British journalist Hassan Ghani, who was also on board the Mavi Marmara, further related how Israeli commandos had carried out a “brutal” assault on the flotilla as it attempted to take aid to Gaza.

Passengers tried to use “used sticks, chairs, anything to stop these solders who were coming down with machine guns and tasers and firing rubber bullets and later on using live ammunition on civilians,” Ghani said.

“We knew Israel would do some sort of action, but we thought they would perhaps just try to scare us and then allow us through,” told BBC Radio Scotland.

“We didn’t expect a ship with 32 different nationalities on board, with aid from 50 different countries on board, would be attacked in such a brutal manner,” the 25-year-old journalist from Glasgow said.
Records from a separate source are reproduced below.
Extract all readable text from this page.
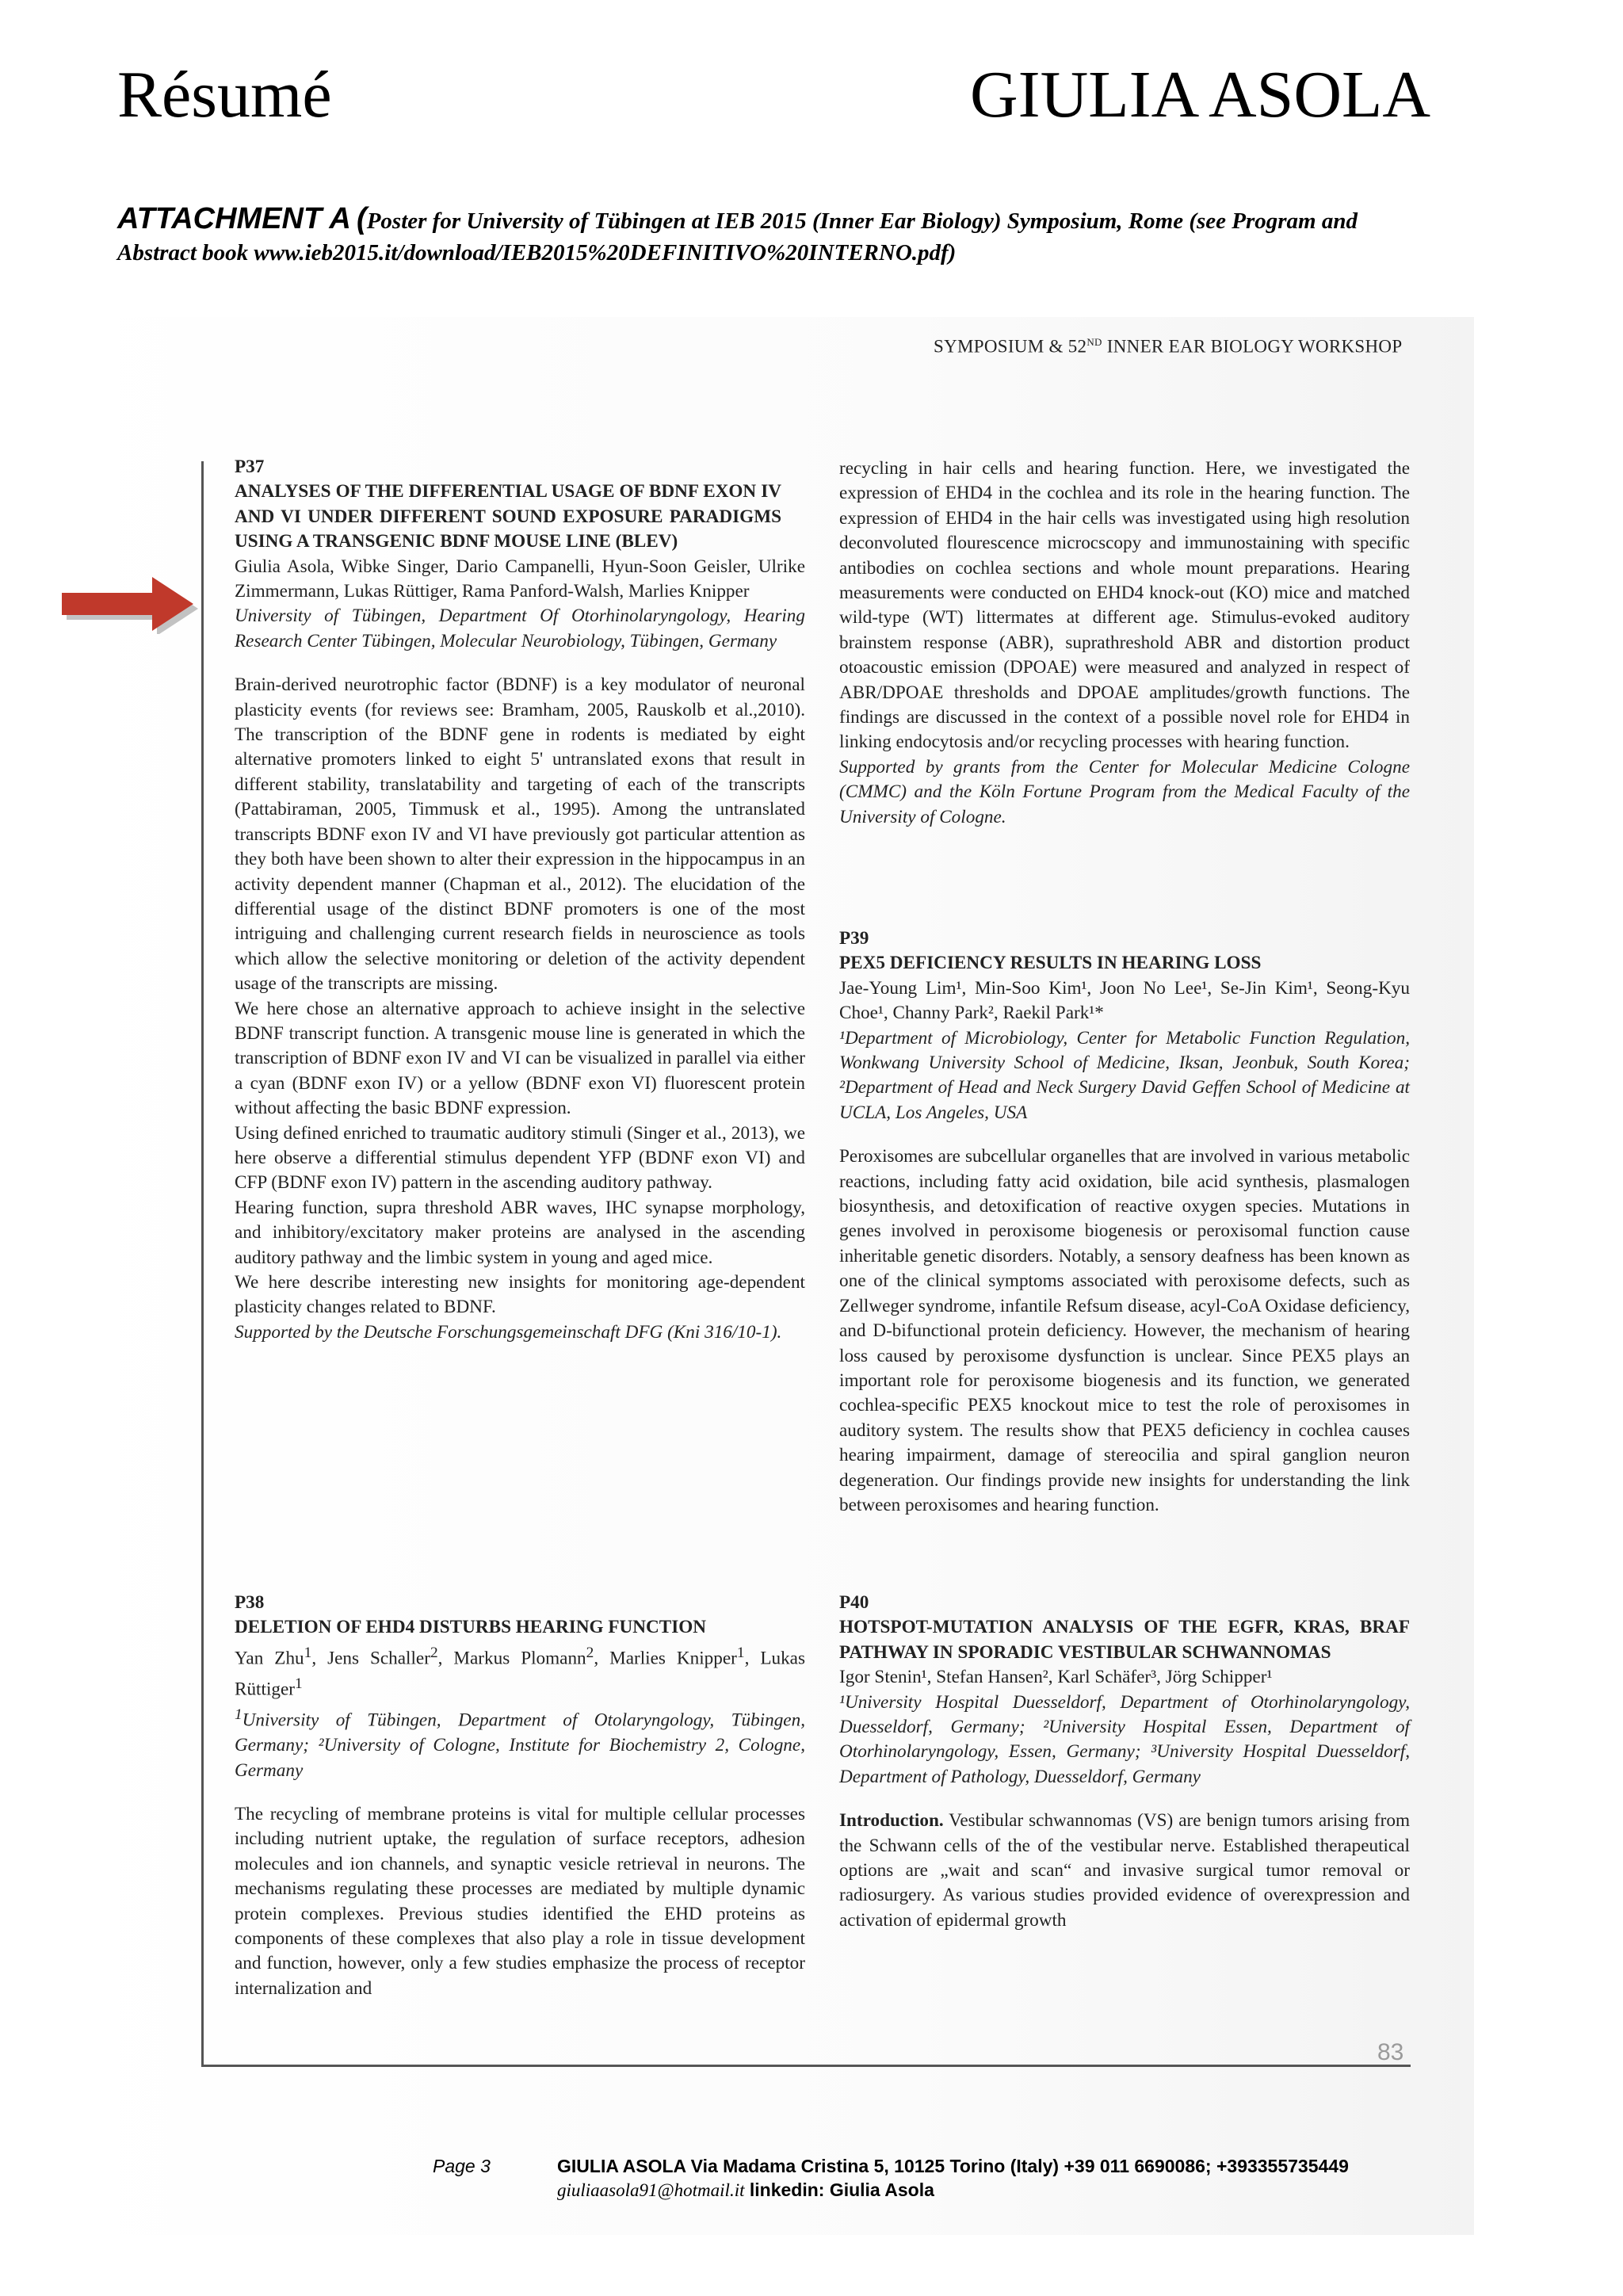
Résumé	GIULIA ASOLA
ATTACHMENT A (Poster for University of Tübingen at IEB 2015 (Inner Ear Biology) Symposium, Rome (see Program and Abstract book www.ieb2015.it/download/IEB2015%20DEFINITIVO%20INTERNO.pdf)
SYMPOSIUM & 52ND INNER EAR BIOLOGY WORKSHOP
83

P37

ANALYSES OF THE DIFFERENTIAL USAGE OF BDNF EXON IV AND VI UNDER DIFFERENT SOUND EXPOSURE PARADIGMS USING A TRANSGENIC BDNF MOUSE LINE (BLEV)

Giulia Asola, Wibke Singer, Dario Campanelli, Hyun-Soon Geisler, Ulrike Zimmermann, Lukas Rüttiger, Rama Panford-Walsh, Marlies Knipper

University of Tübingen, Department Of Otorhinolaryngology, Hearing Research Center Tübingen, Molecular Neurobiology, Tübingen, Germany

Brain-derived neurotrophic factor (BDNF) is a key modulator of neuronal plasticity events (for reviews see: Bramham, 2005, Rauskolb et al.,2010). The transcription of the BDNF gene in rodents is mediated by eight alternative promoters linked to eight 5' untranslated exons that result in different stability, translatability and targeting of each of the transcripts (Pattabiraman, 2005, Timmusk et al., 1995). Among the untranslated transcripts BDNF exon IV and VI have previously got particular attention as they both have been shown to alter their expression in the hippocampus in an activity dependent manner (Chapman et al., 2012). The elucidation of the differential usage of the distinct BDNF promoters is one of the most intriguing and challenging current research fields in neuroscience as tools which allow the selective monitoring or deletion of the activity dependent usage of the transcripts are missing.

We here chose an alternative approach to achieve insight in the selective BDNF transcript function. A transgenic mouse line is generated in which the transcription of BDNF exon IV and VI can be visualized in parallel via either a cyan (BDNF exon IV) or a yellow (BDNF exon VI) fluorescent protein without affecting the basic BDNF expression.

Using defined enriched to traumatic auditory stimuli (Singer et al., 2013), we here observe a differential stimulus dependent YFP (BDNF exon VI) and CFP (BDNF exon IV) pattern in the ascending auditory pathway.

Hearing function, supra threshold ABR waves, IHC synapse morphology, and inhibitory/excitatory maker proteins are analysed in the ascending auditory pathway and the limbic system in young and aged mice.

We here describe interesting new insights for monitoring age-dependent plasticity changes related to BDNF.

Supported by the Deutsche Forschungsgemeinschaft DFG (Kni 316/10-1).

P38

DELETION OF EHD4 DISTURBS HEARING FUNCTION

Yan Zhu$^1$, Jens Schaller$^2$, Markus Plomann$^2$, Marlies Knipper$^1$, Lukas Rüttiger$^1$

$^1$University of Tübingen, Department of Otolaryngology, Tübingen, Germany; ²University of Cologne, Institute for Biochemistry 2, Cologne, Germany

The recycling of membrane proteins is vital for multiple cellular processes including nutrient uptake, the regulation of surface receptors, adhesion molecules and ion channels, and synaptic vesicle retrieval in neurons. The mechanisms regulating these processes are mediated by multiple dynamic protein complexes. Previous studies identified the EHD proteins as components of these complexes that also play a role in tissue development and function, however, only a few studies emphasize the process of receptor internalization and

recycling in hair cells and hearing function. Here, we investigated the expression of EHD4 in the cochlea and its role in the hearing function. The expression of EHD4 in the hair cells was investigated using high resolution deconvoluted flourescence microcscopy and immunostaining with specific antibodies on cochlea sections and whole mount preparations. Hearing measurements were conducted on EHD4 knock-out (KO) mice and matched wild-type (WT) littermates at different age. Stimulus-evoked auditory brainstem response (ABR), suprathreshold ABR and distortion product otoacoustic emission (DPOAE) were measured and analyzed in respect of ABR/DPOAE thresholds and DPOAE amplitudes/growth functions. The findings are discussed in the context of a possible novel role for EHD4 in linking endocytosis and/or recycling processes with hearing function.

Supported by grants from the Center for Molecular Medicine Cologne (CMMC) and the Köln Fortune Program from the Medical Faculty of the University of Cologne.

P39

PEX5 DEFICIENCY RESULTS IN HEARING LOSS

Jae-Young Lim¹, Min-Soo Kim¹, Joon No Lee¹, Se-Jin Kim¹, Seong-Kyu Choe¹, Channy Park², Raekil Park¹*

¹Department of Microbiology, Center for Metabolic Function Regulation, Wonkwang University School of Medicine, Iksan, Jeonbuk, South Korea; ²Department of Head and Neck Surgery David Geffen School of Medicine at UCLA, Los Angeles, USA

Peroxisomes are subcellular organelles that are involved in various metabolic reactions, including fatty acid oxidation, bile acid synthesis, plasmalogen biosynthesis, and detoxification of reactive oxygen species. Mutations in genes involved in peroxisome biogenesis or peroxisomal function cause inheritable genetic disorders. Notably, a sensory deafness has been known as one of the clinical symptoms associated with peroxisome defects, such as Zellweger syndrome, infantile Refsum disease, acyl-CoA Oxidase deficiency, and D-bifunctional protein deficiency. However, the mechanism of hearing loss caused by peroxisome dysfunction is unclear. Since PEX5 plays an important role for peroxisome biogenesis and its function, we generated cochlea-specific PEX5 knockout mice to test the role of peroxisomes in auditory system. The results show that PEX5 deficiency in cochlea causes hearing impairment, damage of stereocilia and spiral ganglion neuron degeneration. Our findings provide new insights for understanding the link between peroxisomes and hearing function.

P40

HOTSPOT-MUTATION ANALYSIS OF THE EGFR, KRAS, BRAF PATHWAY IN SPORADIC VESTIBULAR SCHWANNOMAS

Igor Stenin¹, Stefan Hansen², Karl Schäfer³, Jörg Schipper¹

¹University Hospital Duesseldorf, Department of Otorhinolaryngology, Duesseldorf, Germany; ²University Hospital Essen, Department of Otorhinolaryngology, Essen, Germany; ³University Hospital Duesseldorf, Department of Pathology, Duesseldorf, Germany

Introduction. Vestibular schwannomas (VS) are benign tumors arising from the Schwann cells of the of the vestibular nerve. Established therapeutical options are „wait and scan“ and invasive surgical tumor removal or radiosurgery. As various studies provided evidence of overexpression and activation of epidermal growth

Page 3	GIULIA ASOLA Via Madama Cristina 5, 10125 Torino (Italy) +39 011 6690086; +393355735449
giuliaasola91@hotmail.it linkedin: Giulia Asola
Speaking from Turkey, he said Israeli commandoes first began by “throwing stun grenades on to the deck of the ship when people were in the middle of morning prayers.”

“Then the Israelis used helicopters to drop people onto roof and there was scuffles on the roof. The Israeli solders had already opened fire on the ship, so people were grabbing anything they could to stop the attack in international waters.”

His overriding memory was “of those nine people who were killed, all of them Turkish nationals, trying to stop the Israeli forces from launching their armed attack on this humanitarian civilian vessel.”

“They had no weapons, they used their bodies and as a result they paid a fatal price. We saw the funeral of those people yesterday,” he said.

Colborne said that for all the horrors of the last few days, she hoped “the horrific deaths of the people will not be in vain,” but will act as a “wake-up call internationally, including our own government, that the siege on Gaza must end.”

“It is illegal, inhumane and immoral. Israel has been used to acting with impunity. That situation has changed now. We can’t sit by and watch Israel violate international law every day. We want the British government to take action,” she said.